3. Les dépenses pouvant, en application de l'article L. 52-11-1 du code électoral, faire l'objet d'un remboursement forfaitaire de la part de l'État sont celles dont la finalité est l'obtention des suffrages des électeurs. Par suite, les dépenses qui, bien qu'engagées pendant la campagne par le candidat tête de liste ou par ses colistiers, n'ont pas cette finalité, ne peuvent ouvrir droit au remboursement forfaitaire de l'État.

4. Il résulte de l'instruction que la Commission nationale des comptes de campagne et des financements politiques a retranché du compte de campagne de M. A... la somme de 35 040 euros afférente à l'utilisation d'un logiciel de procuration facturée par la société Spallian, au motif que " Ce logiciel concerne les opérations préparatoires au scrutin en vue de la mise en rapport de mandataires avec des électeurs empêchés de se rendre au bureau de vote.
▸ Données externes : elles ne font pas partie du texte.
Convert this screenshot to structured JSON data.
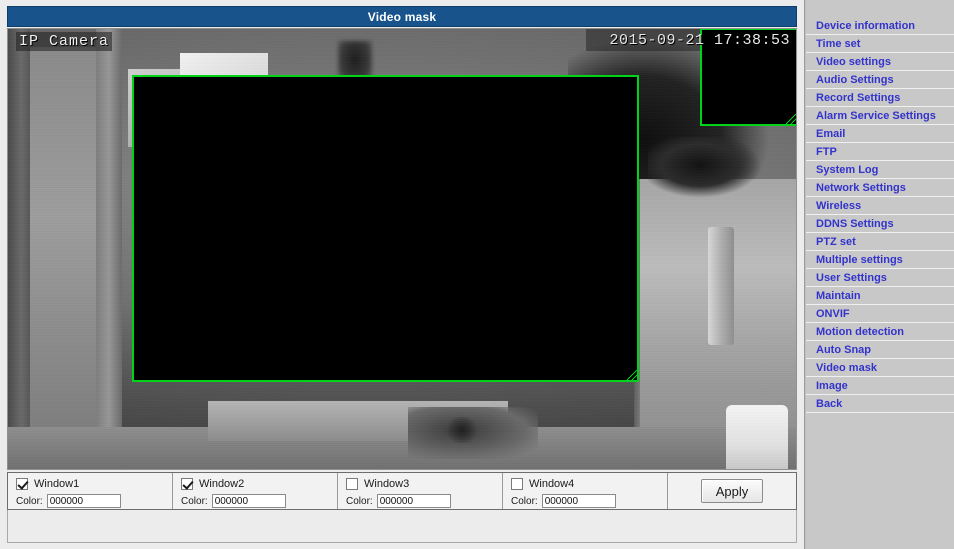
{
  "window": {
    "title": "Video mask"
  },
  "video": {
    "osd_label": "IP Camera",
    "osd_date": "2015-09-21",
    "osd_time": "17:38:53",
    "mask_border_color": "#00d21a",
    "mask_fill_color": "#000000"
  },
  "controls": {
    "windows": [
      {
        "name": "window1",
        "label": "Window1",
        "checked": true,
        "color_label": "Color:",
        "color_value": "000000"
      },
      {
        "name": "window2",
        "label": "Window2",
        "checked": true,
        "color_label": "Color:",
        "color_value": "000000"
      },
      {
        "name": "window3",
        "label": "Window3",
        "checked": false,
        "color_label": "Color:",
        "color_value": "000000"
      },
      {
        "name": "window4",
        "label": "Window4",
        "checked": false,
        "color_label": "Color:",
        "color_value": "000000"
      }
    ],
    "apply_label": "Apply"
  },
  "sidebar": {
    "items": [
      {
        "label": "Device information"
      },
      {
        "label": "Time set"
      },
      {
        "label": "Video settings"
      },
      {
        "label": "Audio Settings"
      },
      {
        "label": "Record Settings"
      },
      {
        "label": "Alarm Service Settings"
      },
      {
        "label": "Email"
      },
      {
        "label": "FTP"
      },
      {
        "label": "System Log"
      },
      {
        "label": "Network Settings"
      },
      {
        "label": "Wireless"
      },
      {
        "label": "DDNS Settings"
      },
      {
        "label": "PTZ set"
      },
      {
        "label": "Multiple settings"
      },
      {
        "label": "User Settings"
      },
      {
        "label": "Maintain"
      },
      {
        "label": "ONVIF"
      },
      {
        "label": "Motion detection"
      },
      {
        "label": "Auto Snap"
      },
      {
        "label": "Video mask"
      },
      {
        "label": "Image"
      },
      {
        "label": "Back"
      }
    ],
    "link_color": "#3333cc"
  },
  "theme": {
    "titlebar_color": "#18538c",
    "panel_bg": "#ececec",
    "sidebar_bg": "#c8c8c8"
  }
}
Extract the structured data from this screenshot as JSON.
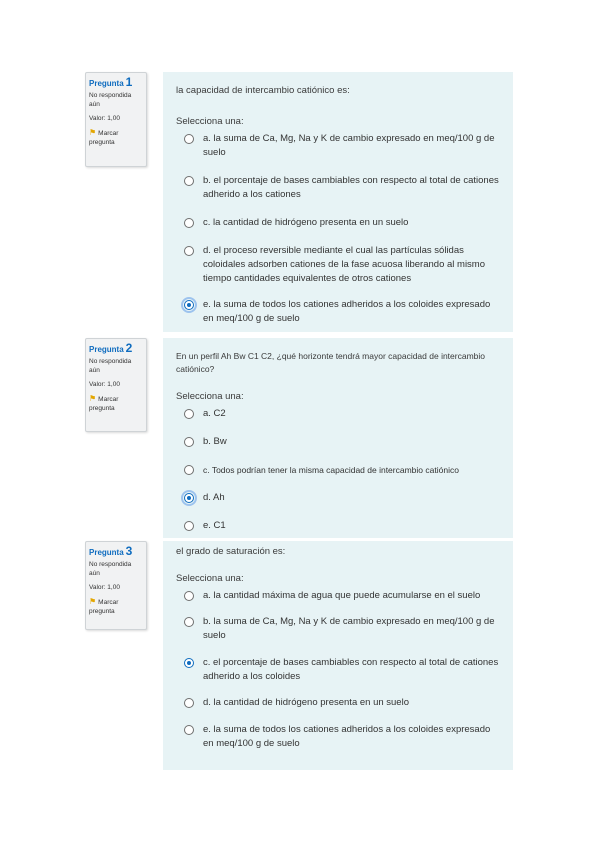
{
  "questions": [
    {
      "label": "Pregunta",
      "number": "1",
      "state": "No respondida aún",
      "grade": "Valor: 1,00",
      "flag": "Marcar pregunta",
      "text": "la capacidad de intercambio catiónico es:",
      "prompt": "Selecciona una:",
      "options": [
        {
          "text": "a. la suma de Ca, Mg, Na y K de cambio expresado en meq/100 g de suelo"
        },
        {
          "text": "b. el porcentaje de bases cambiables con respecto al total de cationes adherido a los cationes"
        },
        {
          "text": "c. la cantidad de hidrógeno presenta en un suelo"
        },
        {
          "text": "d. el proceso reversible mediante el cual las partículas sólidas coloidales adsorben cationes de la fase acuosa liberando al mismo tiempo cantidades equivalentes de otros cationes"
        },
        {
          "text": "e. la suma de todos los cationes adheridos a los coloides expresado en meq/100 g de suelo"
        }
      ],
      "selected": 4
    },
    {
      "label": "Pregunta",
      "number": "2",
      "state": "No respondida aún",
      "grade": "Valor: 1,00",
      "flag": "Marcar pregunta",
      "text": "En un perfil Ah Bw C1 C2, ¿qué horizonte tendrá mayor capacidad de intercambio catiónico?",
      "prompt": "Selecciona una:",
      "options": [
        {
          "text": "a. C2"
        },
        {
          "text": "b. Bw"
        },
        {
          "text": "c. Todos podrían tener la misma capacidad de intercambio catiónico"
        },
        {
          "text": "d. Ah"
        },
        {
          "text": "e. C1"
        }
      ],
      "selected": 3
    },
    {
      "label": "Pregunta",
      "number": "3",
      "state": "No respondida aún",
      "grade": "Valor: 1,00",
      "flag": "Marcar pregunta",
      "text": "el grado de saturación es:",
      "prompt": "Selecciona una:",
      "options": [
        {
          "text": "a. la cantidad máxima de agua que puede acumularse en el suelo"
        },
        {
          "text": "b. la suma de Ca, Mg, Na y K de cambio expresado en meq/100 g de suelo"
        },
        {
          "text": "c. el porcentaje de bases cambiables con respecto al total de cationes adherido a los coloides"
        },
        {
          "text": "d. la cantidad de hidrógeno presenta en un suelo"
        },
        {
          "text": "e. la suma de todos los cationes adheridos a los coloides expresado en meq/100 g de suelo"
        }
      ],
      "selected": 2
    }
  ],
  "colors": {
    "accent": "#0f6cbf",
    "panel": "#e7f3f5",
    "info": "#f1f2f3",
    "flag": "#e3a600"
  }
}
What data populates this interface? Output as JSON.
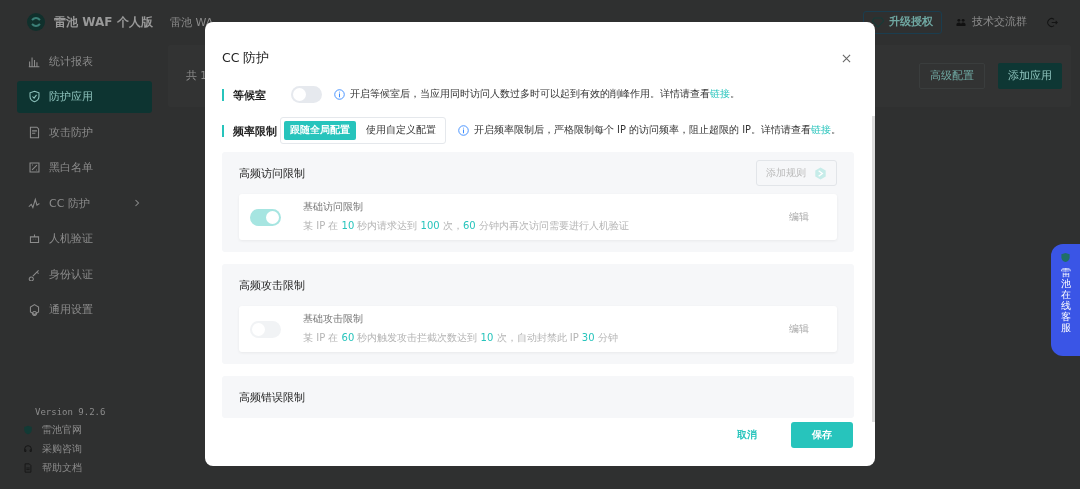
{
  "sidebar": {
    "brand": "雷池 WAF 个人版",
    "items": [
      {
        "label": "统计报表",
        "selected": false,
        "expandable": false
      },
      {
        "label": "防护应用",
        "selected": true,
        "expandable": false
      },
      {
        "label": "攻击防护",
        "selected": false,
        "expandable": false
      },
      {
        "label": "黑白名单",
        "selected": false,
        "expandable": false
      },
      {
        "label": "CC 防护",
        "selected": false,
        "expandable": true
      },
      {
        "label": "人机验证",
        "selected": false,
        "expandable": false
      },
      {
        "label": "身份认证",
        "selected": false,
        "expandable": false
      },
      {
        "label": "通用设置",
        "selected": false,
        "expandable": false
      }
    ],
    "version": "Version 9.2.6",
    "links": [
      {
        "label": "雷池官网"
      },
      {
        "label": "采购咨询"
      },
      {
        "label": "帮助文档"
      }
    ]
  },
  "header": {
    "breadcrumb": "雷池 WA",
    "upgrade": "升级授权",
    "community": "技术交流群"
  },
  "content": {
    "count": "共 1",
    "buttons": [
      "高级配置",
      "添加应用"
    ]
  },
  "dialog": {
    "title": "CC 防护",
    "waiting_room": {
      "label": "等候室",
      "on": false,
      "info": "开启等候室后，当应用同时访问人数过多时可以起到有效的削峰作用。详情请查看",
      "link": "链接",
      "end": "。"
    },
    "rate_limit": {
      "label": "频率限制",
      "options": [
        {
          "label": "跟随全局配置",
          "selected": true
        },
        {
          "label": "使用自定义配置",
          "selected": false
        }
      ],
      "info": "开启频率限制后，严格限制每个 IP 的访问频率，阻止超限的 IP。详情请查看",
      "link": "链接",
      "end": "。"
    },
    "groups": [
      {
        "title": "高频访问限制",
        "add_button": "添加规则",
        "rules": [
          {
            "name": "基础访问限制",
            "on": true,
            "action": "编辑",
            "parts": [
              {
                "text": "某 IP 在 ",
                "highlight": false
              },
              {
                "text": "10",
                "highlight": true
              },
              {
                "text": " 秒内请求达到 ",
                "highlight": false
              },
              {
                "text": "100",
                "highlight": true
              },
              {
                "text": " 次，",
                "highlight": false
              },
              {
                "text": "60",
                "highlight": true
              },
              {
                "text": " 分钟内再次访问需要进行人机验证",
                "highlight": false
              }
            ]
          }
        ]
      },
      {
        "title": "高频攻击限制",
        "rules": [
          {
            "name": "基础攻击限制",
            "on": false,
            "action": "编辑",
            "parts": [
              {
                "text": "某 IP 在 ",
                "highlight": false
              },
              {
                "text": "60",
                "highlight": true
              },
              {
                "text": " 秒内触发攻击拦截次数达到 ",
                "highlight": false
              },
              {
                "text": "10",
                "highlight": true
              },
              {
                "text": " 次，自动封禁此 IP ",
                "highlight": false
              },
              {
                "text": "30",
                "highlight": true
              },
              {
                "text": " 分钟",
                "highlight": false
              }
            ]
          }
        ]
      },
      {
        "title": "高频错误限制"
      }
    ],
    "cancel": "取消",
    "save": "保存"
  },
  "support_tab": {
    "label": "雷池在线客服"
  }
}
Si elles sont susceptibles de favoriser la participation au scrutin, ces dépenses ne vise pas directement à promouvoir la personnalité ou la candidature du candidat. ".

5. Toutefois, d'une part, ainsi que le reconnaît elle-même la Commission dans ses écritures de première instance et d'appel, il est constant que l'utilisation du logiciel de gestion des procurations permet de favoriser la participation au scrutin et donc l'expression des suffrages des électeurs. En outre, il ressort des éléments produits par le requérant, en particulier la présentation du logiciel par la société Spallian qui avait été produite devant la commission dans le cadre de la procédure contradictoire, que cet outil permet notamment d' " avoir une interface en ligne publique aux couleurs de la campagne permettant d'insérer des éléments de campagne (éléments de langage, logo, contacts) diffusables sur les matériels de campagne (tracts / affiches notamment) à partir d'un lien dédié ". Enfin, et comme l'expose l'intimé, il ne peut être sérieusement soutenu que l'utilisation du logiciel dont s'agit, qui suppose que les électeurs l'utilisent en se connectant avec le site internet de la liste qui le met en œuvre, ne vise pas d'abord à les inciter à donner procuration en vue d'accorder leur suffrage à la liste qui en propose l'utilisation à cette seule fin. D'autre part, il ressort de la facture de la société Spallian produite par le requérant qu'elle comprend, outre le développement et la mise en ligne du logiciel de gestion des procurations, l'offre forfaitaire Terradata, la mise à disposition de la suite Terradata et de l'observatoire de données territoriales Spallian City Open Data et trois séances de restitutions, prestations qui avaient pour objet de fournir au candidat une aide à sa campagne par une meilleure connaissance des territoires.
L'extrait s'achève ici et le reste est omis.